Le thème plébiscité de cette dernière session Eklabugs de l'année pourrait très bien servir de  prétexte à une rétrospective des douze derniers mois tant il s'y prête. Mais vous me connaissez, j'aime bien sortir des sentiers battus — d'une part parce que j'ai l'âme aventurière mais aussi parce que j'ai horreur de la violence. Paradoxe donc : qui aime se faire torturer les neurones me suive !

Des souvenirs et des hommes

Les souvenirs d'un homme constituent sa propre bibliothèque.

Aldous Huxley

Du latin subvenire (« se présenter, venir au secours ») par extension : « se présenter à la mémoire », les souvenirs sont l'ensemble des choses que l'on conserve physiquement ou que l'on garde en mémoire et qui nous rappellent une situation passée positive ou négative à leur simple vue ou évocation. Un souvenir est donc un élément de la mémoire.

Selon Descartes, le souvenir des choses matérielles serait la conservation de certaines traces de mouvements provoqués dans le cerveau. Pareillement, l'imagination ne s'expliquerait que par des mouvements corporels joints à une certaine activité de l'âme. Ainsi seule la pensée serait active puisqu'elle n'aurait pas besoin de mouvements matériels et serait donc possible sans la perception et sans l'imagination.

Pour les neuroscientifiques, un souvenir se construit en trois étapes :

  1. L'encodage de l'information transmise par le biais des sens jusqu'aux zones du cerveau concernées où elle sont traitées séparément, à savoir mémorisée (cortex périrhinal) et contextualisées (cortex parahippocampique). C'est l'hippocampe qui fera ensuite le lien en les deux types d'élément pour former un seul souvenir.
  2. La consolidation par le renforcement des connexions entre l'hippocampe et les deux zones du cerveau où a été stocké le souvenir (ce qui explique pourquoi on retient mieux par la répétition et pourquoi certains souvenirs s'effacent).
  3. La remémoration où le souvenir est ravivé par la mise en présence des sens par l'objet du souvenir où l'information va activer le cortex périrhinal qui va alors se connecter à l'hippocampe qui va réactiver le souvenir au niveau du cortex parahippocampique relié au contexte.

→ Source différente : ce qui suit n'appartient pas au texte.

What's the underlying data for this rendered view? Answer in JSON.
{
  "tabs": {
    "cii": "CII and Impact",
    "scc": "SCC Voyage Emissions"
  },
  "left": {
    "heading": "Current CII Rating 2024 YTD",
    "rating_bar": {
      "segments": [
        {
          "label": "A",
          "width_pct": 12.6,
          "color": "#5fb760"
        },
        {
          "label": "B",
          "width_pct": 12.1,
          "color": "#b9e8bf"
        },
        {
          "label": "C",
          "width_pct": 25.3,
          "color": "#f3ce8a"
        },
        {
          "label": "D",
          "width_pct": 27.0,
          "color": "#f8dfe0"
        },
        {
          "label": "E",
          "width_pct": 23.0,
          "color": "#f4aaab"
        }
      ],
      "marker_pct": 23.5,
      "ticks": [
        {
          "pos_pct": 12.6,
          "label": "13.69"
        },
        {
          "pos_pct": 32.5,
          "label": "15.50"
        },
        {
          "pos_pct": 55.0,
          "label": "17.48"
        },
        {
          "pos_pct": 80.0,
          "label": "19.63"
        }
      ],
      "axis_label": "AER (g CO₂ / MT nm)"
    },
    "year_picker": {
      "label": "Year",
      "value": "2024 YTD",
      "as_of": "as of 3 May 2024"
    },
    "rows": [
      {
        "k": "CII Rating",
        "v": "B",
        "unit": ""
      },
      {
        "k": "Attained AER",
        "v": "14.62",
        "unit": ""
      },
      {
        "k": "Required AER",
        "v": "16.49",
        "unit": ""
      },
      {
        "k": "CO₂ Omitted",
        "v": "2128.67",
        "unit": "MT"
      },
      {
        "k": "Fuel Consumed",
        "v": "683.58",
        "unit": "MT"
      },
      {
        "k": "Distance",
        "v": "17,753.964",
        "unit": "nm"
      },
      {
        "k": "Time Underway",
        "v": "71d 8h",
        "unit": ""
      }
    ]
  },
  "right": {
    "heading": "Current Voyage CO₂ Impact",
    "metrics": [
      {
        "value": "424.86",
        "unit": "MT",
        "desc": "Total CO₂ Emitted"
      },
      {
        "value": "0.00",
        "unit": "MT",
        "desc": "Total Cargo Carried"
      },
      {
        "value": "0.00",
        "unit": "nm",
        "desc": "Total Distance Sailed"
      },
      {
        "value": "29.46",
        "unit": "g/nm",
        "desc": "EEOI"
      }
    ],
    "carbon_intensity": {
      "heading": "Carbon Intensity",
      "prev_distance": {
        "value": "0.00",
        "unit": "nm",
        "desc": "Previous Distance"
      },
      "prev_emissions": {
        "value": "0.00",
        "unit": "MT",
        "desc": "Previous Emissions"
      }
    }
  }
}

On comprend ainsi pourquoi on peut avoir des souvenirs « déconnectés », c'est-à-dire des souvenirs que l'on n'arrive pas à situer parce que la connexion avec le cortex parahippocampique a été perdue (ou corrompue). On comprend aussi comment il peut être possible ainsi d'interférer avec ces connexions et zones de stockage (néocortex) pour créer de faux souvenirs ou en effacer des vrais. Comme l'explique Julia Shaws, psychologue canadienne, « la mémoire est associative et les associations peuvent facilement être brisées et recombinées ».

Un thème souvent abordé par la science-fiction comme dans Souvenirs à vendre de Philip K. Dick (adapté au cinéma sous le titre Total Recall) où l'auteur soulève certains questionnements quant au rôle des souvenirs : peut-on leur faire confiance ? Comment nous définissent-ils ?

Un souvenir ça trompe énormément

Les souvenirs sont souvent aussi trompeurs que ceux et celles qui les nourrissent.

Robert Blondin

En fait, qu'ils soient authentiques ou non, les souvenirs ne sont pas fiables, n'en déplaise à certains, persuadées d'avoir une mémoire infaillible. Et ce pour plusieurs raisons.

La première est que pour qu'un souvenir soit consistant, il faut qu'il soit consulté assez souvent ou lié à suffisamment de repères pour qu'il y ait des points d'entrée forts permettant de le trouver — le problème n'étant pas la mémoire en elle-même mais la restitution des éléments qui la constituent. Ceci est dû à la plasticité du cerveau qui à l'instar d'un muscle change de taille et de forme selon qu'il est souvent sollicité ou non. Ainsi chaque expérience qui y est enregistrée en tant que souvenir modifie sa configuration et plus elle est répétée, plus les chemins synaptiques sont renforcés par le biais de la myélinisation des axones (la myéline est la gaine qui protège les cellules nerveuses et améliore leur conductivité). Des lésions, la maladie, le vieillissement ou certaines substances chimiques peuvent aussi altérer physiquement cette conductivité et la restitution des souvenirs.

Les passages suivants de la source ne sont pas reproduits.